Генерал посмотрел Катюше в глаза. По возрасту он годился ей в отцы, но выглядел молодо, был крепок, ладно скроен, лицом приветлив и симпатичен. Кате нравились такие мужики, спокойные и сильные духом, они казались ей надежными и располагали к откровенности.
– Женское сердце,– заговорил генерал,– более чуткое, чем наше, мужское. Потому и раньше слышите всякие беды, подползающие к нам. А они, эти беды, ползут точно змеи, и я уже слышу их шипение. Верный человек звонил мне рано утром и передал, что отдел, в котором я служу, реформируется и я останусь без работы. Люди Беленького, Гусинского есть и у нас. Они не дремлют, выталкивают так называемых государственников. Мне сорок два года, до пенсии далеко, но не о себе я сейчас думаю. Теперь я боюсь за судьбу Олега Гавриловича. Буду с вами до конца откровенен и скажу такое, что не имею права вам говорить. Олег Гаврилович становится объектом большой политической игры, в борьбу за него включается все больше сил, играющих в нашем государстве важную, а иногда и решающую роль. Меня от вас отставят и, может быть, даже устранят физически. Им не нужны свидетели, и люди, приближающиеся к Олегу, как бабочки, подлетающие к огню, будут сгорать мгновенно. Олега они, конечно, будут беречь, но свободы он лишится.
– Но наш новый президент! – воскликнула Катерина.– Мы на него так надеялись!
– Новый президент – это кот в мешке. Мы его замыслов не знаем. Но если он искренне хочет служить России, ему придется вступить в борьбу с бандитскими кланами, захватившими власть. А это потребует времени. У нас же с вами времени нет. Я на распутье: не знаю, что делать и что предпринять. На всякий случай послал Радзивила – это наш человек! – в Минск. Он сегодня же выпишет три паспорта. Вам тоже не помешают паспорта на чужие имена и визы на отлет в Австралию.
– В Австралию?.. Как интересно! Я никогда не была в Австралии.
И – к Олегу:
– Полетим в Австралию! Мне Старрок дал право летать и ездить куда угодно. Он сказал: хочешь куда поехать – хоть на месяц? Пожалуйста! Лишь бы не упустила нашего Объекта.
Схватила за рукав куртки Олега:
– А уж Объекта-то я не отпущу. Пусть никто не сомневается.
А Олег смотрел на нее и улыбался.

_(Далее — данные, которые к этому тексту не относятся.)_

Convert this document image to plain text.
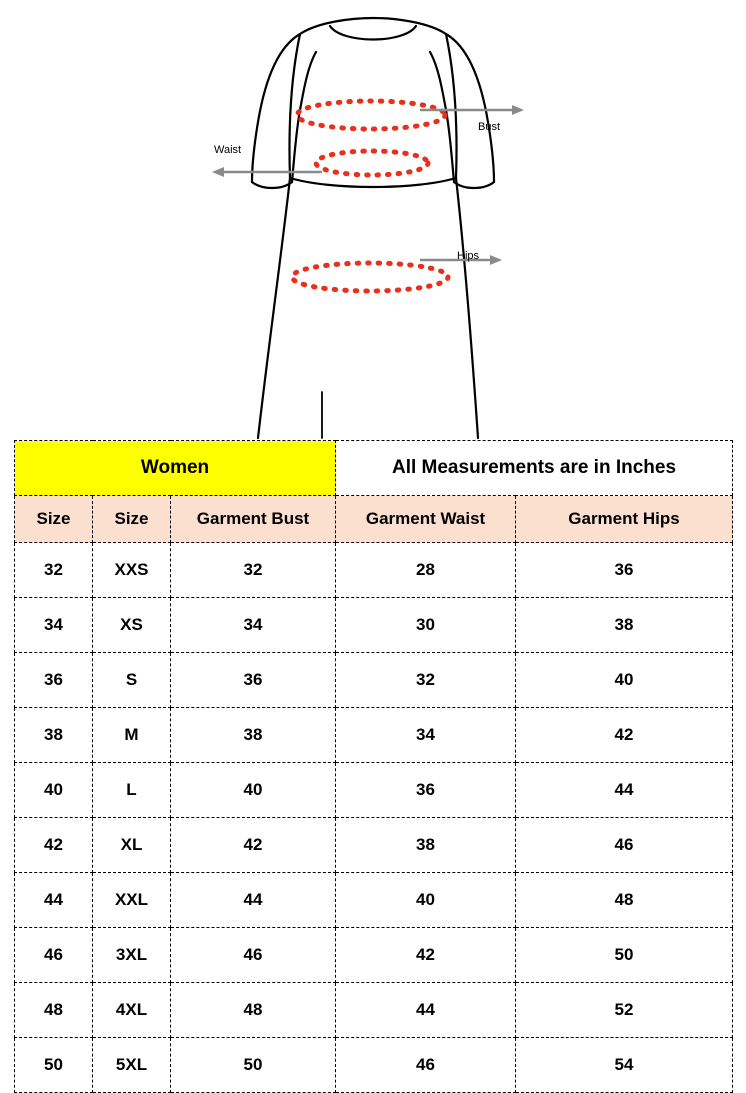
Bust
Waist
Hips
Women			All Measurements are in Inches	
Size	Size	Garment Bust	Garment Waist	Garment Hips
32	XXS	32	28	36
34	XS	34	30	38
36	S	36	32	40
38	M	38	34	42
40	L	40	36	44
42	XL	42	38	46
44	XXL	44	40	48
46	3XL	46	42	50
48	4XL	48	44	52
50	5XL	50	46	54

Ему нравилось обещание Катерины никуда его не отпускать.
Повернулась к генералу:
– Но почему в Австралию? А, может, в Бразилию? Или на Филиппины? А не махнуть ли нам на Багамские острова?.. Там тепло и хорошая экология. Я так хочу позагорать!
– В Австралии есть наши люди, мои друзья. Там тоже тепло и чистое море. Это, конечно, на тот случай, если и вы решитесь со мной полететь в Австралию. Я такое решение принял. У меня нет иного выхода.
– А семья? – встревожилась Катя.
– К счастью, у меня нет ни жены ни детей.
– И не было?
– Была жена. И был и есть сын. Но это долгая история. И не из самых веселых.
Г енерал смотрел на Катю, дружески улыбался будто бы даже кивал головой: дескать, вы не беспокойтесь. С моральной стороной в моей жизни все в порядке, а что до развода – так это бывает. Дай Бог, чтобы у вас с Олегом такого не случилось.
Так она поняла его дружеский проникновенный взгляд. И – успокоилась. Снова повернулась к Олегу:
– Махнем в Австралию? А?..
На нее напало игривое настроение, и она сыпала словами из лексики современной молодежи.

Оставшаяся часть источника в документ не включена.